L'opération de rachat a fait grand bruit dans le monde du jeu vidéo cette semaine. Le géant américain du logiciel Microsoft fait main basse sur ZeniMax Media, la maison-mère de Bethesda Softworks. Autrement dit, pour les profanes, il acquiert les studios de développement parmi les plus prestigieux de l'industrie avec des titres à succès comme The Elder Scrolls ou Fall Out, vendus à des millions d'exemplaires sur console et PC. Surtout, la transaction devrait s'élever à 7,5 milliards de dollars. C'est la deuxième plus grosse opération dans l'histoire du jeu vidéo, un secteur qui ne connaît pas la crise.

Le secteur ne connaît pas la crise, du moins à ce niveau de l'industrie, celui qu'on appelle « Triple AAA », où les budgets de développement des jeux comme les chiffres de ventes tutoient les sommets. C’est une folle année pour le jeu vidéo, à la faveur du confinement qui a touché une large partie de la planète. Les ventes de jeux, de consoles se sont envolées ce printemps. Et cela ne concerne plus qu'une catégorie de la population. Hommes, femmes, jeunes et moins jeunes, tout le monde a découvert ou redécouvert les jeux vidéos. Cela s'est traduit quasi instantanément dans les ventes. Microsoft, mais aussi Sony et Nintendo ont vu leurs revenus exploser comparé à la même époque l'an dernier. La console « Switch » de Nintendo a plus que doublé ses ventes, notamment grâce au succès du jeu Animal Crossing, le jeu du confinement pour de nombreuses familles en Occident.

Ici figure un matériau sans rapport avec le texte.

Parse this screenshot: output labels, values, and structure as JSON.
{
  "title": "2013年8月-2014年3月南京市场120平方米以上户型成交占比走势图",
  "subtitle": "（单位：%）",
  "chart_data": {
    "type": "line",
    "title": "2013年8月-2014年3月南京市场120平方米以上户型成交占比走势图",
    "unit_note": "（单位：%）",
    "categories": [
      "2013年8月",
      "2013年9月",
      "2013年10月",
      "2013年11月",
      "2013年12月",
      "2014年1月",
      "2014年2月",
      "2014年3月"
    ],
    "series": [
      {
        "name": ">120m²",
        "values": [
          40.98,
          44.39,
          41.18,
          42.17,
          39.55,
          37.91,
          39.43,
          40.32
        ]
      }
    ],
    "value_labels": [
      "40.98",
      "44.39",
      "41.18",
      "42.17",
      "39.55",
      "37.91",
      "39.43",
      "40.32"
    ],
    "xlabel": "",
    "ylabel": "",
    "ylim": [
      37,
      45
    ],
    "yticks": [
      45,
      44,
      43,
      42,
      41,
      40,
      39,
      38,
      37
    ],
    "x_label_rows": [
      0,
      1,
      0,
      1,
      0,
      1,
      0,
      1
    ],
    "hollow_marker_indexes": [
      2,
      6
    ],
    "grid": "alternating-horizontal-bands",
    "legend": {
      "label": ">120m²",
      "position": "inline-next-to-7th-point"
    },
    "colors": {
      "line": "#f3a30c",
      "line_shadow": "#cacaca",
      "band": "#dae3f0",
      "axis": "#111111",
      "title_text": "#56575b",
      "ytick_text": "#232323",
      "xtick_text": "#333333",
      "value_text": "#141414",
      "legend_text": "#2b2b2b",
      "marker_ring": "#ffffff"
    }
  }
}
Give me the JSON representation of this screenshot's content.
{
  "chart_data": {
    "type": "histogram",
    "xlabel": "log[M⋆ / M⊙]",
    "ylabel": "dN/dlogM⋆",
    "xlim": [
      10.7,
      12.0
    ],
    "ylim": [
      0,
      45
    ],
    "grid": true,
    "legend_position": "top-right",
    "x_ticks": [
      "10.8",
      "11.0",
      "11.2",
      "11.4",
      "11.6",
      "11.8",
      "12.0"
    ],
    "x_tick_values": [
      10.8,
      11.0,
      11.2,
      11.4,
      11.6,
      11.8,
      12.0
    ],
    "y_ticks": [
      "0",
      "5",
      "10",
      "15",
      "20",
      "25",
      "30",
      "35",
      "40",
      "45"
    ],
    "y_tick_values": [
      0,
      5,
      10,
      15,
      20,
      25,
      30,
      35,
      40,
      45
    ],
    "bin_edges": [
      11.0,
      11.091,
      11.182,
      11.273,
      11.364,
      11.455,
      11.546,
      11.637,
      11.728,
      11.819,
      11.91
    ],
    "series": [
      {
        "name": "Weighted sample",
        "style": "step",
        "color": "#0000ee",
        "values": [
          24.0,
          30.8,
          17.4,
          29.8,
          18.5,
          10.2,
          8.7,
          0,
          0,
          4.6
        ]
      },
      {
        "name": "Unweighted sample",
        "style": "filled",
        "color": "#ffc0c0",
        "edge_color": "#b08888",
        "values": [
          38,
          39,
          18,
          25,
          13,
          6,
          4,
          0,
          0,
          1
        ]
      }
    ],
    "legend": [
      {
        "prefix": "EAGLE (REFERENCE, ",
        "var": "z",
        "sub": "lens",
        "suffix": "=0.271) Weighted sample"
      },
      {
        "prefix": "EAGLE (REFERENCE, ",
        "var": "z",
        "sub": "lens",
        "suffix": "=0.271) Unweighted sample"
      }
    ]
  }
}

La fin de l'année s'annonce pleine de promesses pour le secteur

L'automne est la saison phare pour l'industrie. Depuis mardi, il est possible de précommander sa console de jeux nouvelle génération : une Xbox ou bien une Playstation, les machines produites respectivement par l'Américain Microsoft et le Japonais Sony. C'est donc tout sauf un hasard si le rachat de Bethesda par Microsoft a été annoncé la veille. C'est une réclame géante pour inciter à pencher pour la Xbox. Notamment souscrire à sa plateforme « Xbox Game Pass » qui compte déjà 15 millions d'abonnés. À la manière de Netflix, elle propose un catalogue de jeux, moyennant 10 dollars par mois afin d'en profiter sur console, sur PC, voire sur son smartphone.

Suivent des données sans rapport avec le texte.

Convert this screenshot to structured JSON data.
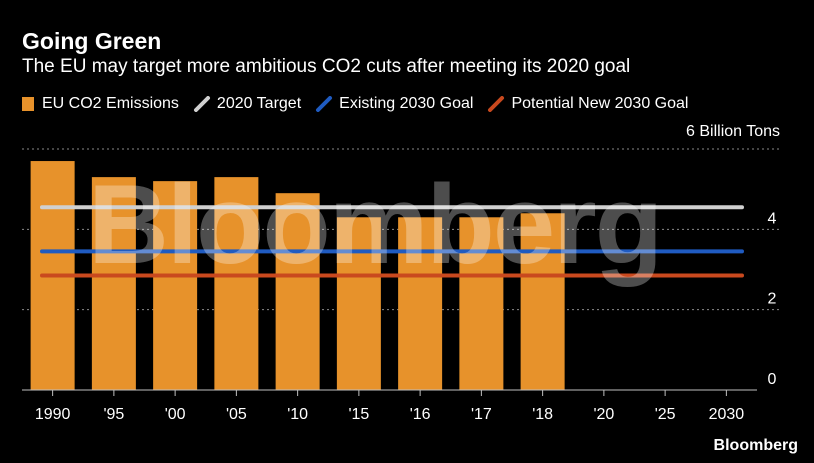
{
  "header": {
    "title": "Going Green",
    "subtitle": "The EU may target more ambitious CO2 cuts after meeting its 2020 goal"
  },
  "legend": {
    "items": [
      {
        "label": "EU CO2 Emissions",
        "color": "#e7922b",
        "icon": "bar-swatch-icon"
      },
      {
        "label": "2020 Target",
        "color": "#d0d0d0",
        "icon": "line-swatch-icon"
      },
      {
        "label": "Existing 2030 Goal",
        "color": "#1f5bc1",
        "icon": "line-swatch-icon"
      },
      {
        "label": "Potential New 2030 Goal",
        "color": "#c9491e",
        "icon": "line-swatch-icon"
      }
    ]
  },
  "watermark": "Bloomberg",
  "source": "Bloomberg",
  "chart_data": {
    "type": "bar",
    "title": "Going Green",
    "unit_label": "6 Billion Tons",
    "categories": [
      "1990",
      "'95",
      "'00",
      "'05",
      "'10",
      "'15",
      "'16",
      "'17",
      "'18",
      "'20",
      "'25",
      "2030"
    ],
    "series": [
      {
        "name": "EU CO2 Emissions",
        "type": "bar",
        "color": "#e7922b",
        "values": [
          5.7,
          5.3,
          5.2,
          5.3,
          4.9,
          4.3,
          4.3,
          4.3,
          4.4,
          null,
          null,
          null
        ]
      }
    ],
    "reference_lines": [
      {
        "name": "2020 Target",
        "value": 4.55,
        "color": "#d0d0d0"
      },
      {
        "name": "Existing 2030 Goal",
        "value": 3.45,
        "color": "#1f5bc1"
      },
      {
        "name": "Potential New 2030 Goal",
        "value": 2.85,
        "color": "#c9491e"
      }
    ],
    "y_ticks": [
      0,
      2,
      4,
      6
    ],
    "y_tick_labels": [
      "0",
      "2",
      "4",
      ""
    ],
    "ylim": [
      0,
      6
    ],
    "y_axis_side": "right",
    "grid": true,
    "xlabel": "",
    "ylabel": ""
  }
}
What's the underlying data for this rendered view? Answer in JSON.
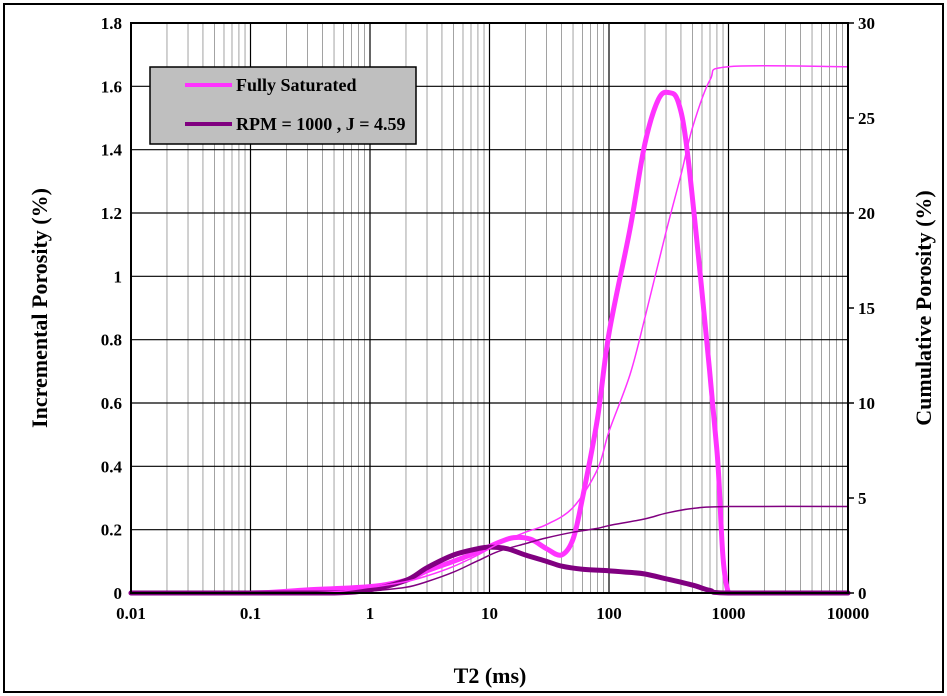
{
  "chart_data": {
    "type": "line",
    "xlabel": "T2 (ms)",
    "ylabel": "Incremental Porosity (%)",
    "y2label": "Cumulative Porosity (%)",
    "xscale": "log",
    "xlim": [
      0.01,
      10000
    ],
    "ylim": [
      0,
      1.8
    ],
    "y2lim": [
      0,
      30
    ],
    "grid": true,
    "legend_position": "top-left",
    "x_ticks": [
      0.01,
      0.1,
      1,
      10,
      100,
      1000,
      10000
    ],
    "x_tick_labels": [
      "0.01",
      "0.1",
      "1",
      "10",
      "100",
      "1000",
      "10000"
    ],
    "y_ticks": [
      0,
      0.2,
      0.4,
      0.6,
      0.8,
      1,
      1.2,
      1.4,
      1.6,
      1.8
    ],
    "y_tick_labels": [
      "0",
      "0.2",
      "0.4",
      "0.6",
      "0.8",
      "1",
      "1.2",
      "1.4",
      "1.6",
      "1.8"
    ],
    "y2_ticks": [
      0,
      5,
      10,
      15,
      20,
      25,
      30
    ],
    "y2_tick_labels": [
      "0",
      "5",
      "10",
      "15",
      "20",
      "25",
      "30"
    ],
    "legend": [
      {
        "name": "Fully Saturated",
        "color": "#ff33ff"
      },
      {
        "name": "RPM = 1000 , J = 4.59",
        "color": "#800080"
      }
    ],
    "series": [
      {
        "name": "Fully Saturated",
        "kind": "incremental",
        "axis": "left",
        "color": "#ff33ff",
        "x": [
          0.01,
          0.1,
          0.3,
          1,
          2,
          3,
          5,
          8,
          12,
          16,
          22,
          30,
          40,
          50,
          60,
          80,
          100,
          150,
          200,
          260,
          320,
          380,
          450,
          600,
          800,
          1000,
          2000,
          10000
        ],
        "y": [
          0,
          0,
          0.01,
          0.02,
          0.04,
          0.07,
          0.1,
          0.13,
          0.16,
          0.175,
          0.17,
          0.14,
          0.12,
          0.17,
          0.3,
          0.55,
          0.82,
          1.15,
          1.42,
          1.56,
          1.58,
          1.55,
          1.4,
          0.95,
          0.45,
          0,
          0,
          0
        ]
      },
      {
        "name": "RPM = 1000 , J = 4.59",
        "kind": "incremental",
        "axis": "left",
        "color": "#800080",
        "x": [
          0.01,
          0.1,
          0.5,
          1,
          2,
          3,
          5,
          8,
          10,
          14,
          20,
          30,
          40,
          60,
          100,
          150,
          200,
          300,
          500,
          700,
          1000,
          10000
        ],
        "y": [
          0,
          0,
          0,
          0.01,
          0.04,
          0.08,
          0.12,
          0.14,
          0.145,
          0.14,
          0.12,
          0.1,
          0.085,
          0.075,
          0.07,
          0.065,
          0.06,
          0.045,
          0.025,
          0.008,
          0,
          0
        ]
      },
      {
        "name": "Fully Saturated",
        "kind": "cumulative",
        "axis": "right",
        "color": "#ff33ff",
        "x": [
          0.01,
          0.3,
          1,
          2,
          3,
          5,
          8,
          12,
          20,
          30,
          50,
          80,
          100,
          150,
          200,
          300,
          400,
          500,
          700,
          1000,
          10000
        ],
        "y": [
          0,
          0,
          0.3,
          0.6,
          0.9,
          1.4,
          2.0,
          2.6,
          3.2,
          3.6,
          4.5,
          6.5,
          8.5,
          11.5,
          14.5,
          19,
          22,
          24.5,
          27,
          27.7,
          27.7
        ]
      },
      {
        "name": "RPM = 1000 , J = 4.59",
        "kind": "cumulative",
        "axis": "right",
        "color": "#800080",
        "x": [
          0.01,
          0.5,
          1,
          2,
          3,
          5,
          8,
          12,
          20,
          30,
          50,
          80,
          100,
          200,
          300,
          500,
          1000,
          10000
        ],
        "y": [
          0,
          0,
          0.1,
          0.3,
          0.6,
          1.1,
          1.7,
          2.2,
          2.6,
          2.9,
          3.2,
          3.4,
          3.55,
          3.9,
          4.2,
          4.45,
          4.55,
          4.55
        ]
      }
    ]
  }
}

Comme pour les consoles physiques, la concurrence du « cloud gaming » est acharnée

Passer d'une partie commencée sur console avant de basculer sur son téléphone, de façon dématérialisée, cette révolution du jeu est déjà en marche. La part du digital dans les ventes a explosé pendant la période du confinement. Et Sony, le concurrent numéro 1 de Microsoft, a une longueur d'avance car il propose déjà sa son offre de « cloud gaming » depuis 2014. D'un point de vue technologique, les experts du secteur s'accordent à dire qu'il est de plus en plus difficile de se démarquer avec les technologies des consoles de salon. Tout l'enjeu est d'attirer le joueur avec un catalogue sans cesse renouvelé. Faute d'avoir pu s'emparer ce mois-ci de TikTok, le réseau social préféré des moins de 25 ans, Microsoft se console en rattrapant son retard historique sur le concurrent Sony en matière d'offres de jeux, dans un secteur qui aura généré l'an dernier 130 milliards de dollars.

► En Bref

Le constructeur automobile Tesla va réduire de moitié le coût de ses batteries électriques d'ici trois ans

Le PDG du groupe Elon Musk l'a promis ce mardi devant les actionnaires via retransmission vidéo, Covid-19 oblige. L'enjeu, c'est de baisser de 10 000 dollars le prix des voitures d’entrée de gamme pour les offrir à 25 000 dollars. Grâce à de nombreuses avancées dans la conception de la voiture et de la batterie, le PDG du groupe s'engage à produire plus vite et moins cher pour parvenir à ses objectifs : élargir le public visé et accélérer par la même occasion l'adoption de l'énergie durable. Selon le patron de Tesla, « c’est la réelle mesure du succès » face au changement climatique, bien sûr.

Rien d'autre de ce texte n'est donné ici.